Depuis ce vendredi, Twitter propose à ses utilisateurs français sa version payante et ses coches de couleur. La coche bleue de compte « certifié » est réservée aux abonnés et la coche grise ou jaune aux organismes gouvernementaux et aux « entreprises officielles ». Des étiquettes spécifiques ont aussi été mises en place pour les robots et les « médias affiliés à des États ».

Grand projet d’Elon Musk, cette version baptisée Twitter Blue n’était jusqu’ici déployée que dans quelques pays. Elle est aujourd’hui proposée en France à 9,60 euros par mois aux 16 millions d’utilisateurs actifs dans l’Hexagone.

Le classement des utilisateurs du réseau social peut avoir des implications importantes sur la visibilité des tweets. Ainsi, Twitter compte mettre en haut des réponses les tweets de ses abonnés payants et « ne recommandera pas les comptes d’entités médiatiques affiliées à un État, ni leurs tweets, et ne les amplifiera pas », ni ceux qui pointent vers leurs publications.

Moins de publicité et une coche bleue pour les abonnés payants

La coche bleue, jusqu’ici réservée aux utilisateurs jugés « actifs, notoires et authentiques », sera désormais aussi attribuée à tous les abonnés payants, avec une série de conditions.
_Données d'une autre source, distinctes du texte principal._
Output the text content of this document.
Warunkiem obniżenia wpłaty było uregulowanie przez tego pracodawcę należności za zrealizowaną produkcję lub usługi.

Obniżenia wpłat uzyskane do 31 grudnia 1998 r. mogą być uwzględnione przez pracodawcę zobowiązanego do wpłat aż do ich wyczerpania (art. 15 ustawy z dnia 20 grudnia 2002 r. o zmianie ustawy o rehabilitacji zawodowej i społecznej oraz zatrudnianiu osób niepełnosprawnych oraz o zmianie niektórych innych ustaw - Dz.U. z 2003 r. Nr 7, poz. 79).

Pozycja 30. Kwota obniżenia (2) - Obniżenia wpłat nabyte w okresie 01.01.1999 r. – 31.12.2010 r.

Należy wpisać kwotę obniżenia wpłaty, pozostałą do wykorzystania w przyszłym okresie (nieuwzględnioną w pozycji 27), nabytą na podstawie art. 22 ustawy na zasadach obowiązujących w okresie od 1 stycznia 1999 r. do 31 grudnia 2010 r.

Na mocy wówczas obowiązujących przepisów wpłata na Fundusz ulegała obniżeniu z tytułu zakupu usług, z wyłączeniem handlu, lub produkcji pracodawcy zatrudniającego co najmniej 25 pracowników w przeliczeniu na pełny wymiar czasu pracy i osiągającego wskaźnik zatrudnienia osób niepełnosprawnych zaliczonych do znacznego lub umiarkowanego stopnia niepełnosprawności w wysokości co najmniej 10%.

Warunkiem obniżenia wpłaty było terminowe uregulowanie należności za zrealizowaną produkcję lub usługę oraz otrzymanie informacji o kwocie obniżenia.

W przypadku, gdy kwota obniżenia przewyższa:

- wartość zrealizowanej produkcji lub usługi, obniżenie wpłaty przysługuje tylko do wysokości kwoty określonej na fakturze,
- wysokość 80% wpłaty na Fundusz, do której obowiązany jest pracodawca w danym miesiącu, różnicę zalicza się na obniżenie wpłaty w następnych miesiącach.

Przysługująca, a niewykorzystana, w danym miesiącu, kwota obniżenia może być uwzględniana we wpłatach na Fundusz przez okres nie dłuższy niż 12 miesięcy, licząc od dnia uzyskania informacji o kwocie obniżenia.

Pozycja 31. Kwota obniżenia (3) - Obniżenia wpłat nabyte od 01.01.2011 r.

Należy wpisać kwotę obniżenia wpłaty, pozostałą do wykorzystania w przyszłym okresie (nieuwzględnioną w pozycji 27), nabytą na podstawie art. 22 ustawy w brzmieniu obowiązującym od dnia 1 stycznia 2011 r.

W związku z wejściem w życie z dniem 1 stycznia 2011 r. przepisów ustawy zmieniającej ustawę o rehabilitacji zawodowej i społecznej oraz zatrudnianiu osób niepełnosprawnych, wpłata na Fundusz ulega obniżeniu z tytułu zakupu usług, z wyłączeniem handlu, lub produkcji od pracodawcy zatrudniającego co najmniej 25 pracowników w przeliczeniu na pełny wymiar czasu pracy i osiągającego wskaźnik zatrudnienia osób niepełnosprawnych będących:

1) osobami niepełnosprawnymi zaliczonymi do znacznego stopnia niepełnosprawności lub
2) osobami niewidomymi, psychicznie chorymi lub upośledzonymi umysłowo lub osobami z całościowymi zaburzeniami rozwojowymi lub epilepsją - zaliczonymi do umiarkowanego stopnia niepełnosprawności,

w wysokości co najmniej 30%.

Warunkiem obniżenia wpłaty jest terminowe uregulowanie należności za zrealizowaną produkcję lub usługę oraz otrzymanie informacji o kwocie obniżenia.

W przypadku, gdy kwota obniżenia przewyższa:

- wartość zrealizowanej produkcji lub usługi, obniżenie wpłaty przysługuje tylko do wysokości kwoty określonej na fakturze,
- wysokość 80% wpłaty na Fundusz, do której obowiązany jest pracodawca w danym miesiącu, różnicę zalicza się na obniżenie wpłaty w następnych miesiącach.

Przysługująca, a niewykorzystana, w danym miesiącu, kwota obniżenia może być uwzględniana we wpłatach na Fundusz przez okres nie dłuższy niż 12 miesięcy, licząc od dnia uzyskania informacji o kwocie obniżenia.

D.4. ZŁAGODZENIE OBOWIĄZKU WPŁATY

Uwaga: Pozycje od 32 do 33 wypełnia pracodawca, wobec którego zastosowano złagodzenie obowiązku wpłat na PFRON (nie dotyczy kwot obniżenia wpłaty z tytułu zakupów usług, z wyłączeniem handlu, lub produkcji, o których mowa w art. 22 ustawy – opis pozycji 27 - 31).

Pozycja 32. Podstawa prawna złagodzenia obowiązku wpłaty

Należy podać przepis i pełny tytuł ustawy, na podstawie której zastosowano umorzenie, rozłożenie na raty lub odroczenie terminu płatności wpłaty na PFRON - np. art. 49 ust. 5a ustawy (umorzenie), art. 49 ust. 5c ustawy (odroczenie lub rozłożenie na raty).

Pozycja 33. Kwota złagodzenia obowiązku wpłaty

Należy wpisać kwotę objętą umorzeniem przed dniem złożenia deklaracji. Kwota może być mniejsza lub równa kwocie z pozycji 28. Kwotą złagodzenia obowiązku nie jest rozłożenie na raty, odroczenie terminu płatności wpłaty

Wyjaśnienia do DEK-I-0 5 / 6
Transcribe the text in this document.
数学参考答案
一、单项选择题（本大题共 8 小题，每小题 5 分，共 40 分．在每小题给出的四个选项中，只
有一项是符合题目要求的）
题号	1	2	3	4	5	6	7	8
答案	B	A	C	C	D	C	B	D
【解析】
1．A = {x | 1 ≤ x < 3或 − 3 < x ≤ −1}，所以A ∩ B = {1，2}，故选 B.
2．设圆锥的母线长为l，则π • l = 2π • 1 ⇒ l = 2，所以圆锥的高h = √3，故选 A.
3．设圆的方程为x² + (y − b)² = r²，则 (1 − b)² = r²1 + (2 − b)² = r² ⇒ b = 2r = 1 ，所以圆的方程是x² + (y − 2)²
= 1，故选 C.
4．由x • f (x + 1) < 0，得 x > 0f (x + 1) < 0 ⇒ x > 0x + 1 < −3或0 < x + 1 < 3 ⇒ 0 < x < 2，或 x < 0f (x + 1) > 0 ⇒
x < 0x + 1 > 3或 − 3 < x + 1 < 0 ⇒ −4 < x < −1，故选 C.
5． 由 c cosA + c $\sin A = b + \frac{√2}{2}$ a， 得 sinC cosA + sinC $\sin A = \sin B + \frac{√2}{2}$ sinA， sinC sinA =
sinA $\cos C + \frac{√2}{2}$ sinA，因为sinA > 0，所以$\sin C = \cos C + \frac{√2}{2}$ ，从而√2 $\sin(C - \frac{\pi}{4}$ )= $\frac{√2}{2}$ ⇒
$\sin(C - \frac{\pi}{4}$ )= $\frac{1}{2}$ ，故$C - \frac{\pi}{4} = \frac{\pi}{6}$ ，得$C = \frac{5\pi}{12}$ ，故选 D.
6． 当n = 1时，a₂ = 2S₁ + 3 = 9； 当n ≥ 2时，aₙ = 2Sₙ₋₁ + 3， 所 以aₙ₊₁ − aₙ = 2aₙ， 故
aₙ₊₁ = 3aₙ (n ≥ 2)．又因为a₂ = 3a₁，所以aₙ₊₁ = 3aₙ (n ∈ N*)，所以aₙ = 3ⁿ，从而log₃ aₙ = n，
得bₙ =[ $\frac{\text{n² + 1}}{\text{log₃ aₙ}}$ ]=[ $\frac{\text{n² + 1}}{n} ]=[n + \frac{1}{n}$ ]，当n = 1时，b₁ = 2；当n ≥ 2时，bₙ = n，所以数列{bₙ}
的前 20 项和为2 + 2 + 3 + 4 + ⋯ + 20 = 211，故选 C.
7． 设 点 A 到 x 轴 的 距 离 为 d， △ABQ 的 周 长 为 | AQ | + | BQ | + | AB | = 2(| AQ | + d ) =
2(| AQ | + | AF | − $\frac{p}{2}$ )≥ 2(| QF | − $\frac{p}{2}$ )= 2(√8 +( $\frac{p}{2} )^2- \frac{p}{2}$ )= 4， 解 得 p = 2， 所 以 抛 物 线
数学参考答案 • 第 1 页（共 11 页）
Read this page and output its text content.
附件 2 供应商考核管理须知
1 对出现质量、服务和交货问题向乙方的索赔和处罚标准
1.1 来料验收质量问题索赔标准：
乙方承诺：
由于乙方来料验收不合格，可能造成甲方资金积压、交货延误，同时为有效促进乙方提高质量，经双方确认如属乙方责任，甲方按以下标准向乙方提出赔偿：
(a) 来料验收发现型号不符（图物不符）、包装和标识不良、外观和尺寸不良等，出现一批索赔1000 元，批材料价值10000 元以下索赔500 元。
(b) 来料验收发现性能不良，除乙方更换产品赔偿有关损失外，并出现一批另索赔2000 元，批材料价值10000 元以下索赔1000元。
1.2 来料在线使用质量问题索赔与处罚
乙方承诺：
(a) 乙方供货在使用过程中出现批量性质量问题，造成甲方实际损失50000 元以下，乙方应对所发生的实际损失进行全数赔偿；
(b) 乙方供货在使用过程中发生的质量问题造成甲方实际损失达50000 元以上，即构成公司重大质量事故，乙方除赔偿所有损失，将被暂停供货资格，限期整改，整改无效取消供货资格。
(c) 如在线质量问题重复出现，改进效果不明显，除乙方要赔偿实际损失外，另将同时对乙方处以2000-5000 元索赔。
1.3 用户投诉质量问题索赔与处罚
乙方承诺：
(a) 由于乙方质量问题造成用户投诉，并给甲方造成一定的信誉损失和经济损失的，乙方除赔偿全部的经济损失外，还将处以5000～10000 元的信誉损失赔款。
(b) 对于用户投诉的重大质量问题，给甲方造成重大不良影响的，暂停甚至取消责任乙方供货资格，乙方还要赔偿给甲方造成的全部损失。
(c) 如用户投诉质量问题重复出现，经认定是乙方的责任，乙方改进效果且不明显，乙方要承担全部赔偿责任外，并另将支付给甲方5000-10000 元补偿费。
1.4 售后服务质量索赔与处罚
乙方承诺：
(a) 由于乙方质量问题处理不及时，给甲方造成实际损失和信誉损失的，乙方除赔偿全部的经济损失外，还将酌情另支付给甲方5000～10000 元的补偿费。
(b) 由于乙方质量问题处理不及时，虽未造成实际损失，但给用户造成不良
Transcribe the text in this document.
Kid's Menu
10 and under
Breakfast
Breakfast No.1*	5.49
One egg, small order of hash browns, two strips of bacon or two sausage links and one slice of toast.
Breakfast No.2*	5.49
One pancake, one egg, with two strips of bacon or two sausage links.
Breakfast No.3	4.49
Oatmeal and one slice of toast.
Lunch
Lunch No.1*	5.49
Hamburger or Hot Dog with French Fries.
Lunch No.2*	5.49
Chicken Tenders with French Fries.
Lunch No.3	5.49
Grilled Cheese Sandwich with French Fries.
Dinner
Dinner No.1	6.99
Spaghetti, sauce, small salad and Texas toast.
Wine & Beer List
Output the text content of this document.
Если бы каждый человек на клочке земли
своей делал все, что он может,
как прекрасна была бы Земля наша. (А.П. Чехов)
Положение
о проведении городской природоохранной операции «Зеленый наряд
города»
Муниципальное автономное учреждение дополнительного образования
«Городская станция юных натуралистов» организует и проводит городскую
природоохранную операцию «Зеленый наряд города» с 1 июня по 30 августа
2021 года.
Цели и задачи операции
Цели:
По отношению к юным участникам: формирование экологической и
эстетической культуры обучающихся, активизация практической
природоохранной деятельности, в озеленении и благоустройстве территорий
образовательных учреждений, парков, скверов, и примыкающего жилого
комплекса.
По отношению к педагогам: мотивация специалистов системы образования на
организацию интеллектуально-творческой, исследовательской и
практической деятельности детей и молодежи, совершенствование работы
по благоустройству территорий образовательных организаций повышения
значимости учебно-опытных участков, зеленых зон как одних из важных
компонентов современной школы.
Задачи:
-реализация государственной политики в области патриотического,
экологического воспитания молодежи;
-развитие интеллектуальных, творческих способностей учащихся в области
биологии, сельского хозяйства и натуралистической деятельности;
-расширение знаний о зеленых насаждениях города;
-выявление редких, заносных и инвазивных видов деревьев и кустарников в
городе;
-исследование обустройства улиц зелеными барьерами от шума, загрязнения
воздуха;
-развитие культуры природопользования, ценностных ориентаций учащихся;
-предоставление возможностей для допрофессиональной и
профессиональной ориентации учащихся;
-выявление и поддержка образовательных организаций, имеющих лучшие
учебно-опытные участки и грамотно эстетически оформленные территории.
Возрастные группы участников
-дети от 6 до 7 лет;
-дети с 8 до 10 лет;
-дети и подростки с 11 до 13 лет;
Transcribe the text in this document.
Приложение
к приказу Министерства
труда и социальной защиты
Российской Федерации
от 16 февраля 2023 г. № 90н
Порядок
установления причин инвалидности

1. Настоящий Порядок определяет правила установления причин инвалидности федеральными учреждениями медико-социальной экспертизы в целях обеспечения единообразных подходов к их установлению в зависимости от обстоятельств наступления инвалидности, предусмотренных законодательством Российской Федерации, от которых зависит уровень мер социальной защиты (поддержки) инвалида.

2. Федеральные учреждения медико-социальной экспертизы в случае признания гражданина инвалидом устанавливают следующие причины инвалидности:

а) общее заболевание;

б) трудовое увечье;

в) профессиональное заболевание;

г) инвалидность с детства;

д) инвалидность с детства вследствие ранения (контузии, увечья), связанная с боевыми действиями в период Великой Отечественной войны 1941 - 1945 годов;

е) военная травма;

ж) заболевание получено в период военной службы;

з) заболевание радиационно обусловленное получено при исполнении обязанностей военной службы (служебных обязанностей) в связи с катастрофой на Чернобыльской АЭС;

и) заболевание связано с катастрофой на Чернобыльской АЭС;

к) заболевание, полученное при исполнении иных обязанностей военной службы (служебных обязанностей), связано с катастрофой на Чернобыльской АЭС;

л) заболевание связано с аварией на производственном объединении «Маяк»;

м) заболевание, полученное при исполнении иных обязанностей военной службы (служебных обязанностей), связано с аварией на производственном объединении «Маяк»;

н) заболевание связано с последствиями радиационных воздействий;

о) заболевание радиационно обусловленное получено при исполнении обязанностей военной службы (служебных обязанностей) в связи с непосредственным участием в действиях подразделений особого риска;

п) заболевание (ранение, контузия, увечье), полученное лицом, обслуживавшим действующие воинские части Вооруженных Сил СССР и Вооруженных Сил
Ils devront notamment fournir un numéro de téléphone confirmé, exister depuis plus de 90 jours et ne pas « présenter de signes laissant supposer (que le compte) est fallacieux ou trompeur » ou « impliqué dans des opérations de manipulations ».

Les comptes certifiés selon les anciens critères gardent pour l’instant leur coche bleue, mais Elon Musk a déclaré en décembre vouloir les supprimer « dans quelques mois ». Ils devront donc payer l’abonnement pour la conserver. Axe stratégique d’Elon Musk pour redresser des comptes en chute libre depuis le rachat, l’abonnement garantit « deux fois moins de publicité » et de nouvelles fonctionnalités.

Des certifications différenciées pour les institutions et les professionnels

La coche jaune (gold) est attribuée à ce que Twitter considère comme des organismes officiels et vérifiés, la coche grise aux comptes des organisations gouvernementales ou multilatérales, ainsi qu’aux membres de gouvernements, de cabinets, des diplomates, etc. Le compte Twitter d’Emmanuel Macron a ainsi désormais une coche grise.

Des labels spécifiques précisent si les comptes sont considérés comme des entreprises ou professionnels, ou des « médias affiliés à des États » (avec le nom de l’État) ou encore des comptes automatiques (créés pour générer automatiquement du contenu ou retweeter d’autres comptes).